Das Tor zum Imhoffschen Anwesen stand offen, also gingen sie einfach hindurch. Ein Stallknecht sah sie, stieß einen Pfiff aus und winkte sie heran. »Ihr holt die Mistkrähen?«

»Jawohl. Wo sind sie denn?«

»Im Keller. Der Hausel kommt gleich.«

Tatsächlich kam ein kleiner Mann herbeigeeilt. »Kommt mit! Wir sind froh, wenn wir das Gelichter los sind, bevor uns die Leut noch das Haus einrennen, um sie selbst aufzuhängen. Ich bin der Majordomo.«

»Der was?«, rutschte es Max heraus.

»Na ja, der Hausel halt.«

»Ach so.«

Er führte sie ins Wohngebäude und eine Steinstiege hinunter bis zu einer schweren Holztür mit Eisenbeschlägen. »Normalerweise wird hier Wein und Bier und über den Winter auch Gemüse gelagert, aber die Familie Imhoff war schon länger nicht mehr hier, deshalb war Platz, und zusperren kann man auch.« Er schloss auf. Der scharfe Geruch von Erbrochenem schlug ihnen entgegen.

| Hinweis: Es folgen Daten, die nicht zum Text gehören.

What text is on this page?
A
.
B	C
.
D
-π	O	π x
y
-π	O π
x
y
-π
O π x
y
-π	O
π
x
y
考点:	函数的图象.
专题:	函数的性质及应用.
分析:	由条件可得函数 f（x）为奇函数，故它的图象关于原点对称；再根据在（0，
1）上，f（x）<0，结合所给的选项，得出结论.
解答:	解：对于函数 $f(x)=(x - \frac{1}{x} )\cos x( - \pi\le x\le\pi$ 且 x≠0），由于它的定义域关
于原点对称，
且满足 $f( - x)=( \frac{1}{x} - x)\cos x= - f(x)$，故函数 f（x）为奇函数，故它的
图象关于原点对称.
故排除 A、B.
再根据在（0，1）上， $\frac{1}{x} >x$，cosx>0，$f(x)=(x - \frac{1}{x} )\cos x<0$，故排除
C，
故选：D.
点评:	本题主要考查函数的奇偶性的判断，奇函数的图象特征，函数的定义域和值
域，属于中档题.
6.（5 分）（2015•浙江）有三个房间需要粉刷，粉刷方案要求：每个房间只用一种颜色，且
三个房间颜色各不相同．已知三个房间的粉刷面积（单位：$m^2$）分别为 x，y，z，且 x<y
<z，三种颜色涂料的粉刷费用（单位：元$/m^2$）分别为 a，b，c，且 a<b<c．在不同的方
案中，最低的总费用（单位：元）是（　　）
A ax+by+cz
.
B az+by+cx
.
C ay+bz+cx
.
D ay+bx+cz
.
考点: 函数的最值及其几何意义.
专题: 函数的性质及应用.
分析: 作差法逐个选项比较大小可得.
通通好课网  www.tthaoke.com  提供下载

Im spärlichen Licht, das durch die Tür und ein kleines Fenster unter der Decke fiel, sah Max die beiden Schufte. Jeweils eine Hand der Delinquenten war mit Eisenketten an die Wand gefesselt. Er staunte nicht schlecht. Ob jeder der Herrensitze hier ein Verlies hatte? Die Inhaftierten sahen sie finster an, sprachen aber kein Wort.

Unsicher fragte der Hausel. »Ich mach sie jetzt los?«

Max nickte und nahm sein Paar Eisenschellen vom Gürtel und legte erst eine Schelle um die freie Hand, dann um die andere, bevor der Hausel sie befreite.

Konrad übernahm den zweiten Delinquenten. Der fragte: »Kriegen wir Wasser, bevor’s nach Nürnberg geht?«

Max schaute sich um. Den beiden hatte man wohl weder Essen noch Trinken vergönnt, nur einen Eimer für die Notdurft. »Hol Wasser«, forderte er den Hausel auf. »Wir wollen sie ja nicht bis in die Stadt tragen müssen.«

Mit einem verächtlichen Schnauben ging der Mann hinaus. Sie folgten ihm mit den übel riechenden Kerlen. Draußen im Hof mussten sie nicht lange warten, bis der Hausel ihnen einen Krug brachte. Max trank ein paar Schlucke, bevor er das Gefäß an die Verhafteten weiterreichte, dann marschierten sie los.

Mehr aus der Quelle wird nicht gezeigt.